Te quiero más que a la salvación de mi alma

Te quiero más que a la salvación de mi alma
Catalina en Abismos de pasión de Luis Buñuel

LA VIDA


El Gatopardo, Lampedusa, p. 268
No volvieron a sacar la butaca al balcón. Fabrizietto y Tancredi se sentaron junto a él y cada uno le cogió una mano; el muchacho lo miraba fijamente con la natural curiosidad de quien asiste a su primera agonía; solo eso; el que se estaba muriendo no era un hombre, sino un abuelo, cosas bastante distintas. Tancredi cogía con fuerza la mano y hablaba, hablaba mucho, hablaba entusiasmado: exponía proyectos a los que lo asociaba, comentaba la situación política; era diputado, le habían prometido la legación de Lisboa, conocía multitud de anécdotas secretas y sabrosas. La voz nasal, el vocabulario ingenioso dibujaban un superfluo friso sobre el torrente cada vez más atronador de la vida que lo abandonaba. El príncipe agradecía la charla, e intentaba, sin mayor resultado, apretarle también él la mano. La agradecía, pero no la escuchaba. Estaba haciendo el balance de pérdidas y ganancias de su vida, trataba de extraer de la inmensa montaña de cenizas del pasivo las diminutas briznas de oro de los momentos felices.

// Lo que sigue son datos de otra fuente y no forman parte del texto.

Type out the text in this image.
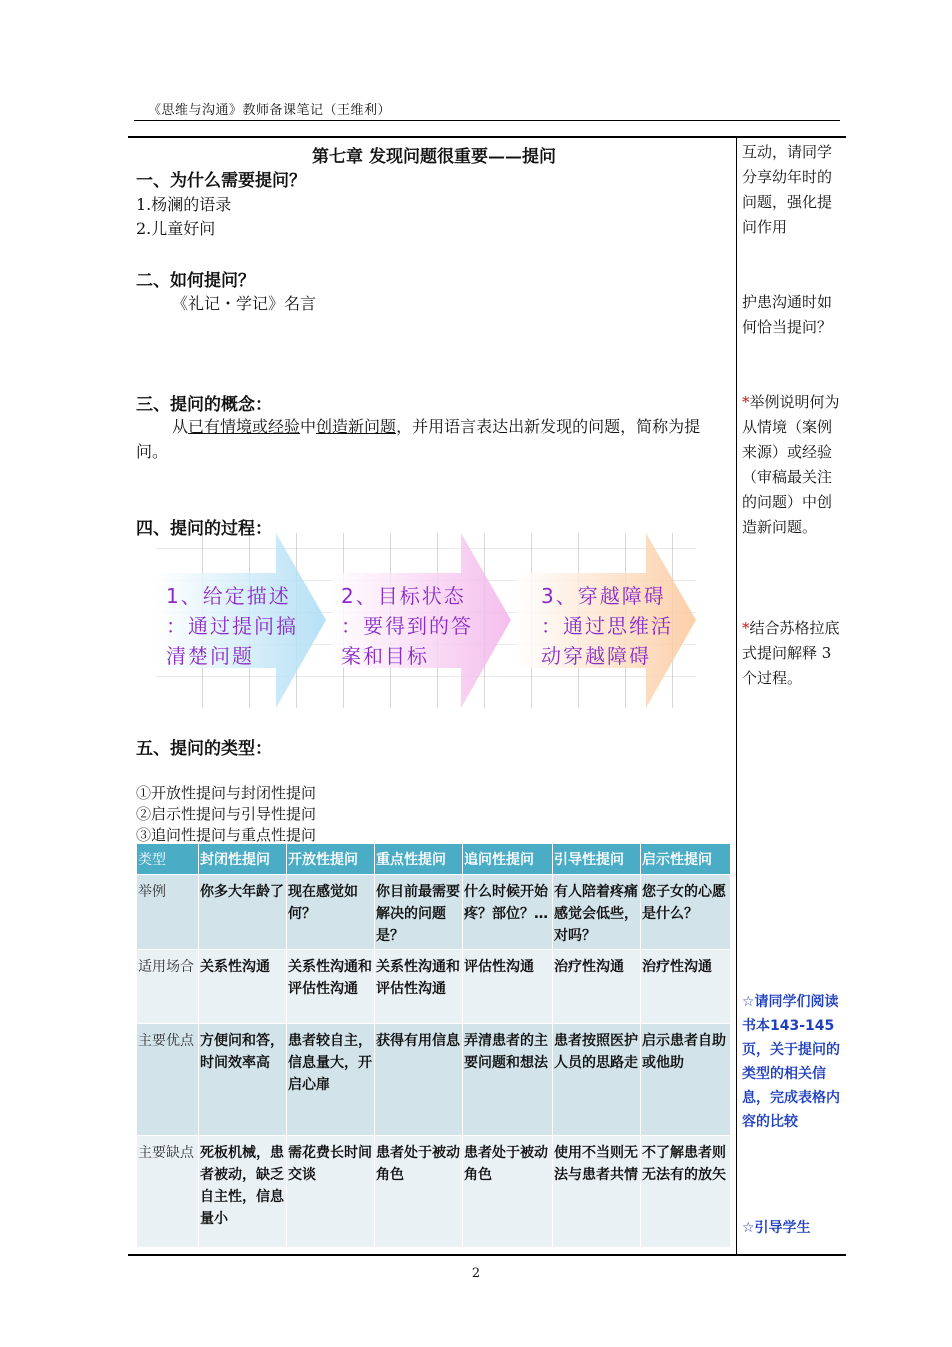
《思维与沟通》教师备课笔记（王维利）
第七章 发现问题很重要——提问
一、为什么需要提问？
1.杨澜的语录
2.儿童好问
二、如何提问？
《礼记・学记》名言
三、提问的概念：
从已有情境或经验中创造新问题，并用语言表达出新发现的问题，简称为提问。
四、提问的过程：
1、给定描述
：通过提问搞
清楚问题
2、目标状态
：要得到的答
案和目标
3、穿越障碍
：通过思维活
动穿越障碍
五、提问的类型：
①开放性提问与封闭性提问
②启示性提问与引导性提问
③追问性提问与重点性提问
类型	封闭性提问	开放性提问	重点性提问	追问性提问	引导性提问	启示性提问
举例	你多大年龄了	现在感觉如何？	你目前最需要解决的问题是？	什么时候开始疼？部位？…	有人陪着疼痛感觉会低些，对吗？	您子女的心愿是什么？
适用场合	关系性沟通	关系性沟通和评估性沟通	关系性沟通和评估性沟通	评估性沟通	治疗性沟通	治疗性沟通
主要优点	方便问和答，时间效率高	患者较自主，信息量大，开启心扉	获得有用信息	弄清患者的主要问题和想法	患者按照医护人员的思路走	启示患者自助或他助
主要缺点	死板机械，患者被动，缺乏自主性，信息量小	需花费长时间交谈	患者处于被动角色	患者处于被动角色	使用不当则无法与患者共情	不了解患者则无法有的放矢
互动，请同学分享幼年时的问题，强化提问作用
护患沟通时如何恰当提问？
*举例说明何为从情境（案例来源）或经验（审稿最关注的问题）中创造新问题。
*结合苏格拉底式提问解释 3 个过程。
☆请同学们阅读书本143-145页，关于提问的类型的相关信息，完成表格内容的比较
☆引导学生
2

Eran estos: las dos semanas previas a su casamiento, las seis siguientes; media hora cuando nació Paolo y se sintió orgulloso por haber añadido una ramita al árbol de la Casa de los Salina (ahora sabía que el orgullo había sido injustificado, pero no por ello la emoción había dejado de ser auténtica); ciertas conversaciones con Giovanni antes de que este se marchase, ciertos monólogos, a decir verdad, durante los cuales le había parecido percibir una afinidad espiritual entre ellos; muchas horas en el observatorio, entregadas a la abstracción de los cálculos y a la persecución de lo inalcanzable; pero ¿realmente podía incluir esas horas en el activo de su vida? ¿No eran acaso una dádiva anticipada de la bienaventuranza de la muerte? Pero lo importante era que hubiesen existido.